Leibowitz also noted that FTC plans to release a report later this year reflecting input from a number of stakeholder roundtables on privacy protection in an environment of new technologies and business models. According to Leibowitz, the commission is now conducting a comprehensive review of its parental notice rule “in light of changing technology, such as the increased use of mobile devices to access the Internet.” The agency is also “assessing the privacy implications of online behavioral advertising” and “how best to protect and provide effective choice for the use of sensitive information, such as health, financial, children’s, and location data.”
Senator Claire McCaskilll (D-Mo.) reportedly commented during the July 27, 2010, hearing that she is “a little spooked out,” by behavioral targeting, saying she feels like she is being “followed around.”
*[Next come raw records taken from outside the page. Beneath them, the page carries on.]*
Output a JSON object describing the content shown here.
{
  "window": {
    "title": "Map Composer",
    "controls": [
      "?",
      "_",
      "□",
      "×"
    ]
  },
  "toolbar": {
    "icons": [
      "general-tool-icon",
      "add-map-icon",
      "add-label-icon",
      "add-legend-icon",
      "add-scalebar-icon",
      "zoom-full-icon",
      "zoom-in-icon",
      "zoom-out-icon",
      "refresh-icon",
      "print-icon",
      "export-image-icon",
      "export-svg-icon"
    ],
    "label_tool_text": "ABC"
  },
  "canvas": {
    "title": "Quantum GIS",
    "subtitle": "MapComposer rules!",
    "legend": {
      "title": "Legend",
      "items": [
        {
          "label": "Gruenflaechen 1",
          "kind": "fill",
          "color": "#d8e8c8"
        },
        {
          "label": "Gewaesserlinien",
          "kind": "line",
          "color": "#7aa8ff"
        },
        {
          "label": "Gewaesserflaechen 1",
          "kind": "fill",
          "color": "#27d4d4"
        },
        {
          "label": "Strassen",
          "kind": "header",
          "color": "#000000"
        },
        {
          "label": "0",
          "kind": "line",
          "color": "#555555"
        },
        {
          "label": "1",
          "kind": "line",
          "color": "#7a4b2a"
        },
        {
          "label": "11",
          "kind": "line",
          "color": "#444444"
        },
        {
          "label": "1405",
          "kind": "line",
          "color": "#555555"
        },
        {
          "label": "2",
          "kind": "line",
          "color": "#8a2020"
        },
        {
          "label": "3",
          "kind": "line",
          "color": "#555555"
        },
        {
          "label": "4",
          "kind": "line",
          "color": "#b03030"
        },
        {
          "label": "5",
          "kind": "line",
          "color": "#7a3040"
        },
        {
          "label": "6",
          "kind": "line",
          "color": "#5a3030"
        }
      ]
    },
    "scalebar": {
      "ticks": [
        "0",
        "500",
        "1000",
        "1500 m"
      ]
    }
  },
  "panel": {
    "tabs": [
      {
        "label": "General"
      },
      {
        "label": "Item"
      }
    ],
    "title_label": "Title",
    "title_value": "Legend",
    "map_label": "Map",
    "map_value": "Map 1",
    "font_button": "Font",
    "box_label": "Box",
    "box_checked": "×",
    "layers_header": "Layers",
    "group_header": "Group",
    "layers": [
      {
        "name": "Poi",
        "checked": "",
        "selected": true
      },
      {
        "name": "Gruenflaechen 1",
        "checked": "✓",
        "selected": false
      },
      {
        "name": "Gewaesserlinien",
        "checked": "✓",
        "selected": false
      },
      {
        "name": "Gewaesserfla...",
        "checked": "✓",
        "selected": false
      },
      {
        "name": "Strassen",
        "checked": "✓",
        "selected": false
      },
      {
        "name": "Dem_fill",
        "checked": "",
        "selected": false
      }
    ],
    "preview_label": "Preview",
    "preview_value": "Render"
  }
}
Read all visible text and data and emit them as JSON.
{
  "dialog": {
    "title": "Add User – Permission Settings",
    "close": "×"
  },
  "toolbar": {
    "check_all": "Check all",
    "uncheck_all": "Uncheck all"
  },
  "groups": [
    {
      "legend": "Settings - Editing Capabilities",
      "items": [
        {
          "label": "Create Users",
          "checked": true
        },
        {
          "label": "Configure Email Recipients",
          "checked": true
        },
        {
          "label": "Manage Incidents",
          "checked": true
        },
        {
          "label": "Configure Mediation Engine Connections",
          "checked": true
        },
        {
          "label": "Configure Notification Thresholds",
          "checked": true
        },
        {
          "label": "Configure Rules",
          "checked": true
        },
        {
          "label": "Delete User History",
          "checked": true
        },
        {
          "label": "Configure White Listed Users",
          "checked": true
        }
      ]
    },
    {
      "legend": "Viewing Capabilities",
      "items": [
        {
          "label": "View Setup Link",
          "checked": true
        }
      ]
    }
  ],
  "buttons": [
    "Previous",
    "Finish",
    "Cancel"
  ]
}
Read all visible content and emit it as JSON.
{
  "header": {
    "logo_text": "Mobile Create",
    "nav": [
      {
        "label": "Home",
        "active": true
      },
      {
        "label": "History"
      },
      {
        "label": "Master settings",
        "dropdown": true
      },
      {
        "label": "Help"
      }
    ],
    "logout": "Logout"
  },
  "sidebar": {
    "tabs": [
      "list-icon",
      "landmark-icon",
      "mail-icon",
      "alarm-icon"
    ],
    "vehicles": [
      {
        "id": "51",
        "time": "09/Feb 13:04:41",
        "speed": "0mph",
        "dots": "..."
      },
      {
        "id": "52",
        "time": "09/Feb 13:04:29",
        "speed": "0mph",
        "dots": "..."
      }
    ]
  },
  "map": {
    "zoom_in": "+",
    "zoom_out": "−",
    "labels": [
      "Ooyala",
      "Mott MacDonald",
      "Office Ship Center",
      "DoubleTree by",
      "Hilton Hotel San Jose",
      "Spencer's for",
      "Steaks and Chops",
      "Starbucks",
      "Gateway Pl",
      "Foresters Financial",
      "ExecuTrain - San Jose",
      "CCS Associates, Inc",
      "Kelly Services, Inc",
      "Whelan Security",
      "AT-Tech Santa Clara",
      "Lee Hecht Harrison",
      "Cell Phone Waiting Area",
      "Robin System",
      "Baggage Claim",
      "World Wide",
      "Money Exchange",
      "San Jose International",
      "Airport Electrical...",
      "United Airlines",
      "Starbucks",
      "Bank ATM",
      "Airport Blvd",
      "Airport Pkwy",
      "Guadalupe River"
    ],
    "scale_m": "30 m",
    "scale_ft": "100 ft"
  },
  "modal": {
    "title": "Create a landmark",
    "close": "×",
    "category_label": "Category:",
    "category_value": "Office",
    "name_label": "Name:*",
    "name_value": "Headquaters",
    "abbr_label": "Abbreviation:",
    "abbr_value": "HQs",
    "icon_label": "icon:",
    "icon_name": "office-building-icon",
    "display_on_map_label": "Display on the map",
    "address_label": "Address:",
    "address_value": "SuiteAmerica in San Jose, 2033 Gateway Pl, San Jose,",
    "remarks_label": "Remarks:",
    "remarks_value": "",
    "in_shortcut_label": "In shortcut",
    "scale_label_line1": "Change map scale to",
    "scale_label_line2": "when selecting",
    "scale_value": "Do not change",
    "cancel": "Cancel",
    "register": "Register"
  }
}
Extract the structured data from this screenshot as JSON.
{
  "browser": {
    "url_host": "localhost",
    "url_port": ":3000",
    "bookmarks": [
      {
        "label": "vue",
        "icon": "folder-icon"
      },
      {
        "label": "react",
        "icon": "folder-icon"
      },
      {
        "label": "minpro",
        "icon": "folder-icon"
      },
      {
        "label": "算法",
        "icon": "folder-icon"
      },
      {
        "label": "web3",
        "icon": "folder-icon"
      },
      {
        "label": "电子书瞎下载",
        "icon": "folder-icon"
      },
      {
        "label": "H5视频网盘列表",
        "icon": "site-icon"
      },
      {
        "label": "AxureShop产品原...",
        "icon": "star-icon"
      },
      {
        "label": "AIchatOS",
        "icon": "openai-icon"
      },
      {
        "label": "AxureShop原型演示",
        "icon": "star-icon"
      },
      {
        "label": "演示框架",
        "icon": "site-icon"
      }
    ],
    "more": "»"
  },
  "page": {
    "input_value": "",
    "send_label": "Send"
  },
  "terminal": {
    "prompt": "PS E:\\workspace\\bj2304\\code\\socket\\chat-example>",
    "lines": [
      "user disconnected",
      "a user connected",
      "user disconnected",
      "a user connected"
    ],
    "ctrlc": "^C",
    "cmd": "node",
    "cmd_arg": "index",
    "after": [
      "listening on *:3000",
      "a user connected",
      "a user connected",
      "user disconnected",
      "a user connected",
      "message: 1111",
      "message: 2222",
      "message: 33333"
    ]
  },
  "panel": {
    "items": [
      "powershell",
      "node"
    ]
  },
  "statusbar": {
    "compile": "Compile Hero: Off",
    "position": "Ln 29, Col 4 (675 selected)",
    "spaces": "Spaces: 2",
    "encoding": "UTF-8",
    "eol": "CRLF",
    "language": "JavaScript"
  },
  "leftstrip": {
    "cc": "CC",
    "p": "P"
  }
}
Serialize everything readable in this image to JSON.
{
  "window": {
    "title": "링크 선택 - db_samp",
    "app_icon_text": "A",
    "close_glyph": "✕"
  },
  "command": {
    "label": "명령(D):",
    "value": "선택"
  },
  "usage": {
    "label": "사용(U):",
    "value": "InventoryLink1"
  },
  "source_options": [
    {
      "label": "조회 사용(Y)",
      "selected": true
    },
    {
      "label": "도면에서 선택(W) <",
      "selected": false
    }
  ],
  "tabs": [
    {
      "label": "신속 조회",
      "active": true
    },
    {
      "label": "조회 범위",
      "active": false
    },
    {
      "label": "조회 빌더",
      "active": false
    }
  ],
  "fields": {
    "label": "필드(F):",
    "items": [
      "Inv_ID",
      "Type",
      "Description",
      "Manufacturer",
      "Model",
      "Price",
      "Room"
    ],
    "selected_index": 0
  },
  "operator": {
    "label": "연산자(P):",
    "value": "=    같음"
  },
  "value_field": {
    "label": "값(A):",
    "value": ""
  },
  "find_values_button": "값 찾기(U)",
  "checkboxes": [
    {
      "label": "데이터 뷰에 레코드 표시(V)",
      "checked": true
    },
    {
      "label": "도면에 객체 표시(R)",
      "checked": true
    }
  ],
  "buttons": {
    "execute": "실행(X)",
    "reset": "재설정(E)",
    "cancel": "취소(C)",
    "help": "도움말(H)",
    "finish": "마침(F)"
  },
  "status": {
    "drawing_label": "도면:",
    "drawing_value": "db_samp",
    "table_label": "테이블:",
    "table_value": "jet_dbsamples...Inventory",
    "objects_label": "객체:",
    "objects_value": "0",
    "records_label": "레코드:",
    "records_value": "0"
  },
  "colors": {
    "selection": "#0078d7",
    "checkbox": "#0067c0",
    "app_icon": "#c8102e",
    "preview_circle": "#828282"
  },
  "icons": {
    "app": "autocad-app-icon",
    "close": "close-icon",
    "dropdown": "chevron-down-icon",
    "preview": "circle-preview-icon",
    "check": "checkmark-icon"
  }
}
Senate Commerce Committee Chair Jay Rockefeller (D-W.Va.) apparently echoed her concerns, stating, “We have a duty to ask whether . . . millions of Americans . . . fully understand and appreciate what information is being collected from them and whether or not they are empowered to stop certain practices from taking place.” Leibowitz reportedly told committee members that the FTC is “gravitating to an opt-out of behavioral targeting [for multiple sites] through a single entity.” While Leibowitz did not believe that online users would likely use an “opt-out” to the extent that consumers use the “do not call” registry, the availability of the choice is seen as reassuring. See FTC Press Release and Advertising Age, July 27, 2010.